Трава пахнет солнцем - Дворкин Илья Львович. Страница 7
А чуть в стороне хохотал-заливался Димка. Он просто обессилел от смеха. Прямо-таки скис.
— Ну что, макнули? Ха-ха-ха! Макнули? Думаете, я не заметил, как вы договаривались?
Жорка с Владькой метнулись за ним, схватили, навалились, но Димка выскользнул, как угорь, и с места рванул таким стремительным кролем, что и догонять его не стали.
И пошла потеха! Мальчишки налетали друг на друга, брызгались, визжали.

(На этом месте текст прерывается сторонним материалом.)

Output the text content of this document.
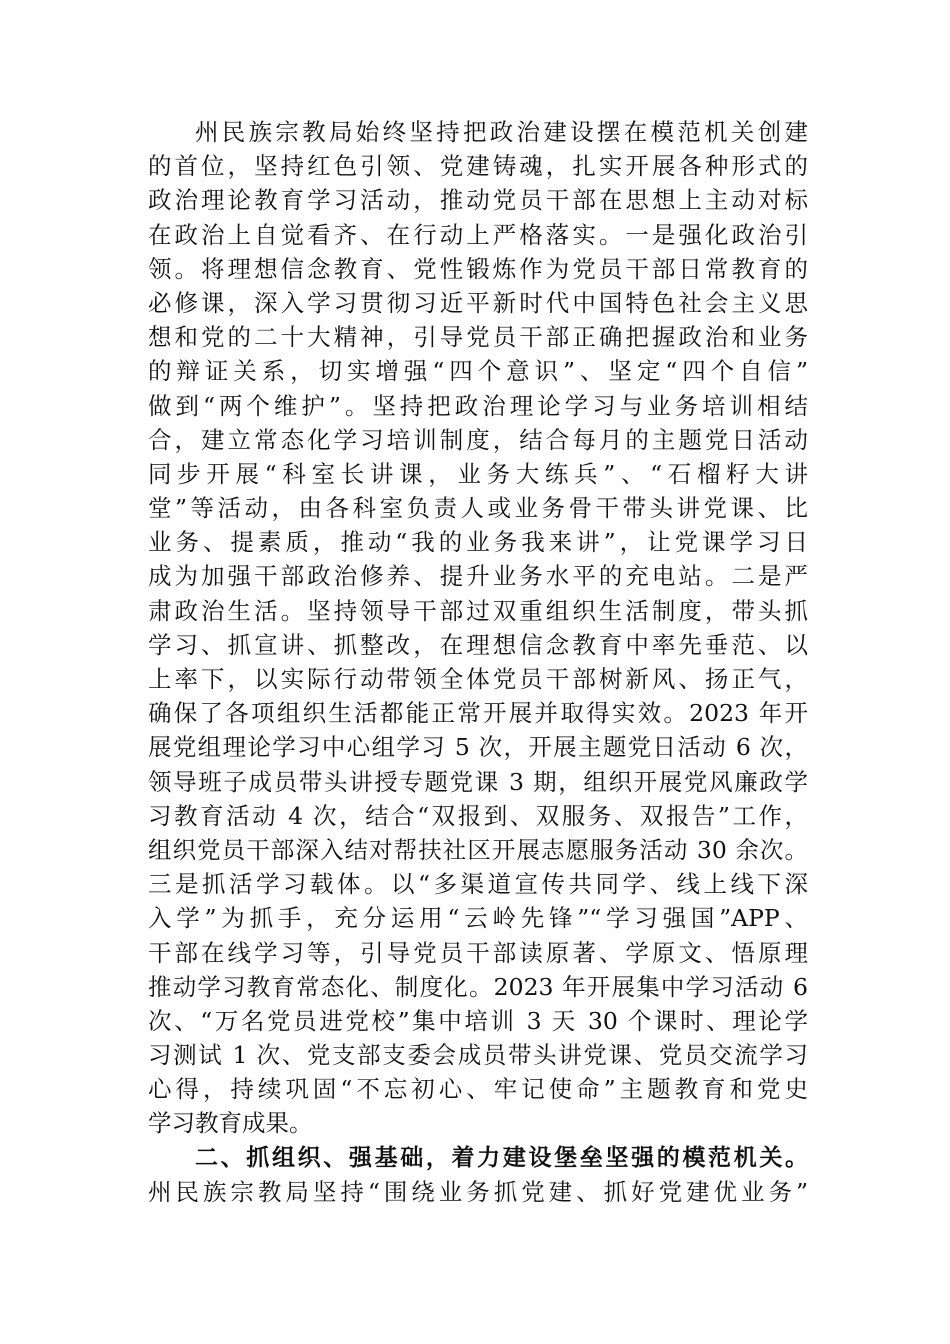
州民族宗教局始终坚持把政治建设摆在模范机关创建
的首位，坚持红色引领、党建铸魂，扎实开展各种形式的
政治理论教育学习活动，推动党员干部在思想上主动对标
在政治上自觉看齐、在行动上严格落实。一是强化政治引
领。将理想信念教育、党性锻炼作为党员干部日常教育的
必修课，深入学习贯彻习近平新时代中国特色社会主义思
想和党的二十大精神，引导党员干部正确把握政治和业务
的辩证关系，切实增强“四个意识”、坚定“四个自信”
做到“两个维护”。坚持把政治理论学习与业务培训相结
合，建立常态化学习培训制度，结合每月的主题党日活动
同步开展“科室长讲课，业务大练兵”、“石榴籽大讲
堂”等活动，由各科室负责人或业务骨干带头讲党课、比
业务、提素质，推动“我的业务我来讲”，让党课学习日
成为加强干部政治修养、提升业务水平的充电站。二是严
肃政治生活。坚持领导干部过双重组织生活制度，带头抓
学习、抓宣讲、抓整改，在理想信念教育中率先垂范、以
上率下，以实际行动带领全体党员干部树新风、扬正气，
确保了各项组织生活都能正常开展并取得实效。2023 年开
展党组理论学习中心组学习 5 次，开展主题党日活动 6 次，
领导班子成员带头讲授专题党课 3 期，组织开展党风廉政学
习教育活动 4 次，结合“双报到、双服务、双报告”工作，
组织党员干部深入结对帮扶社区开展志愿服务活动 30 余次。
三是抓活学习载体。以“多渠道宣传共同学、线上线下深
入学”为抓手，充分运用“云岭先锋”“学习强国”APP、
干部在线学习等，引导党员干部读原著、学原文、悟原理
推动学习教育常态化、制度化。2023 年开展集中学习活动 6
次、“万名党员进党校”集中培训 3 天 30 个课时、理论学
习测试 1 次、党支部支委会成员带头讲党课、党员交流学习
心得，持续巩固“不忘初心、牢记使命”主题教育和党史
学习教育成果。
二、抓组织、强基础，着力建设堡垒坚强的模范机关。
州民族宗教局坚持“围绕业务抓党建、抓好党建优业务”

Весь этот гвалт гулко разносился по воде, бился в берега, возвращался эхом.
Из окошка выглянул Олег, погрозил кулаком. Потом он все-таки не выдержал и в трусиках прибежал на бон. Очень уж заразительно хохотали и возились мальчишки.
Олег с разбега сиганул в воду, и тут уж началось такое, что даже уборщицы испуганно выскочили из дома.
Мальчишки облепили Олега, щекотали, тискали его, а он, как медведь, ворочал тяжелыми плечами, хохотал и визжал.
— Ой, не могу! Ой, братцы, не губите! Утопну я! Ой! — причитал он, а сам ловко окунал с головой то одного, то другого.
На пирс вылезли обессиленные, задыхающиеся.
Плюхнулись на раскаленные, пропитанные солнцем и смолистым духом доски, блаженно вытянулись — усталые и счастливые.
Июльское солнце жадно слизало с тел дрожащие прозрачные капли, стало припекать.
— Ну что ж вы, братцы? Купаться — оно, конечно, здорово, а кто работать будет? Или вы уже утомились?
Голос у Олега был ехидный.
— Это мы-то? — взвился Жорка. — Да мы ее сегодня же всю обдерем. Не уйдем, пока не кончим.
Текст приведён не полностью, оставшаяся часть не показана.